LATROBE – Fast Willie Parker was the camp phenom last year. This year the camp phenom just might be Fightin' Willie Colon. The fourth-round draft pick opened eyes in the spring with his strength, aggressiveness and technique. Yesterday he opened eyes with his nasty attitude ...

... courtesy of Clark Haggans.

In one-on-one line drills, Colon, the right tackle, stonewalled Haggans, the left outside linebacker, and a frustrated Haggans ripped Colon's helmet off. The two stood a foot or so apart, ready to go at it as Colon nodded his head as if to say, bring it on. Haggans walked back to the line telling Colon they could go at any time, and Colon talked back in the affirmative.

Colon was sent back out for another rep, but Haggans was replaced – and the two exchanged a few more barbs from a further distance.

The smack talk continued a few plays later, after Haggans blew past Nick Hagemann, and, as Haggans began walking to the other field for 7-on-7 drills, Colon blew him a kiss amidst the threat of an all-out brouhaha. It wouldn't have been Colon's first.

"I was known for getting in scuffles in college," he said. "I got in a scuffle in the coaching sessions with Orien Harris. But it's on the field. I leave it on the field. I never take it in the locker room. It's just my competitive nature that whoever I'm going against sometimes things get hot-headed and that's just football. It's always going to be like that but I never take it into the locker room. I'm going in to have dinner with Clark right now, buy him a drink, whatever he wants. I'll never take it off the field. That's the way you have to treat it."

The Steelers drafted Colon (pronounced Kuh-LOAN) out of Hofstra in the fourth round. The Division I-AA pedigree wasn't the only strike against Colon, who, at 6-foot-3, was considered by many as too short to play tackle. But he grew up in the South Bronx, where a young man learns never to back down -- not against a thug and not against a leader of a Super Bowl champion.

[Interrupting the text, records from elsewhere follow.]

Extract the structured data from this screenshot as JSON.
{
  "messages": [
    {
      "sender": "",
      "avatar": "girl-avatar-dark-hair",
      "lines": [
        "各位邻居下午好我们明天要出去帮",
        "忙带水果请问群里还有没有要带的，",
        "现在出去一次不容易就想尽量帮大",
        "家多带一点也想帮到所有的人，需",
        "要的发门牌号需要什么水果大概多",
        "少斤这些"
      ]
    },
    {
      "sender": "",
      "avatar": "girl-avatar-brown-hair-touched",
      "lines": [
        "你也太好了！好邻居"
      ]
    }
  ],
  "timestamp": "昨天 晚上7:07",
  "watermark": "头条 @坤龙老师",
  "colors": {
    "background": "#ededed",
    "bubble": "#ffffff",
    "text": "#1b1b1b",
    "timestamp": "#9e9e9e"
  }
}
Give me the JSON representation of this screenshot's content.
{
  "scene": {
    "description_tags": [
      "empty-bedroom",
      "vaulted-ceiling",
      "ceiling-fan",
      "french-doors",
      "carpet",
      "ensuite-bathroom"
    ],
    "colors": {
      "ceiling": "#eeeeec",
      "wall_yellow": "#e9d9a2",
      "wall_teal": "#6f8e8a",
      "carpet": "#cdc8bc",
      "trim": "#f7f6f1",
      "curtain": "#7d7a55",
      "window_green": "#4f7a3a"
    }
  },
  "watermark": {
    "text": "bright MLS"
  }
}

"Never have, never will. No matter where I'm at, no matter what the situation is," Colon said. "I mean he's competitive out here; he's a veteran; he's well-known; he's a great athlete; he's a factor to this defense. I'm a rookie just trying to make my name known – not even that; I'm a rookie just trying to make the ball club. Anytime you let anyone of his status, or any status, try to show you up and you don't respond, then you just become the weak link around here and I refuse to be the weak link. I work my butt off too hard to be the weak link.

"Coming from the South Bronx, only the strong survive and I've taken that personally, like a creed of mind, and I work on it. I'm not a bad ass. I'm not somebody that will go out there and fight. But if you test me, I'm going to test you back. I'm going to give you what you give me.

I'm here to play football, represent the Pittsburgh Steelers organization, represent my family, and I need to be a positive role model to whoever gives a damn about me."

Colon impressed the Steelers in the spring and they think they have a keeper. Colon, though, is less than impressed. He said he let the heat get the better of him Monday, but woke up Tuesday telling himself to give everything he had and all would fall into place.

Blowing a kiss to one of the top pass-rushing linebackers in the NFL probably wasn't what Colon had in mind, but stone-walling Haggans in the first place was.

Colon is not only strong, but his stumpy build allows him to establish a strong base as he snaps his thick arms into a linebacker's chest with authority.

"It's the heart of the dog," he said. "I've played against 6-6 guys, 6-5 guys. I've won some, lost some. Every day you've just got to get better. You've got to take what you do with pride. This is my craft. I'm not a lawyer or a doctor. This is what I do for a living, so I take it very seriously. Whoever lines up against me, they have to know I'm going to take it very seriously so they'd better take it very seriously. And that's it. I'm not some back-alley bully. If that's the reputation people give me, fine, but I'm a loving guy. I love my Lord. I love my family. And I'm going to give it 110 percent all the time."

Coach Bill Cowher didn't see the amusing skirmish between Colon and Haggans but he heard about it.

"That's good competition," Cowher said. "Willie's a tough kid, very proud, and a very good competitor."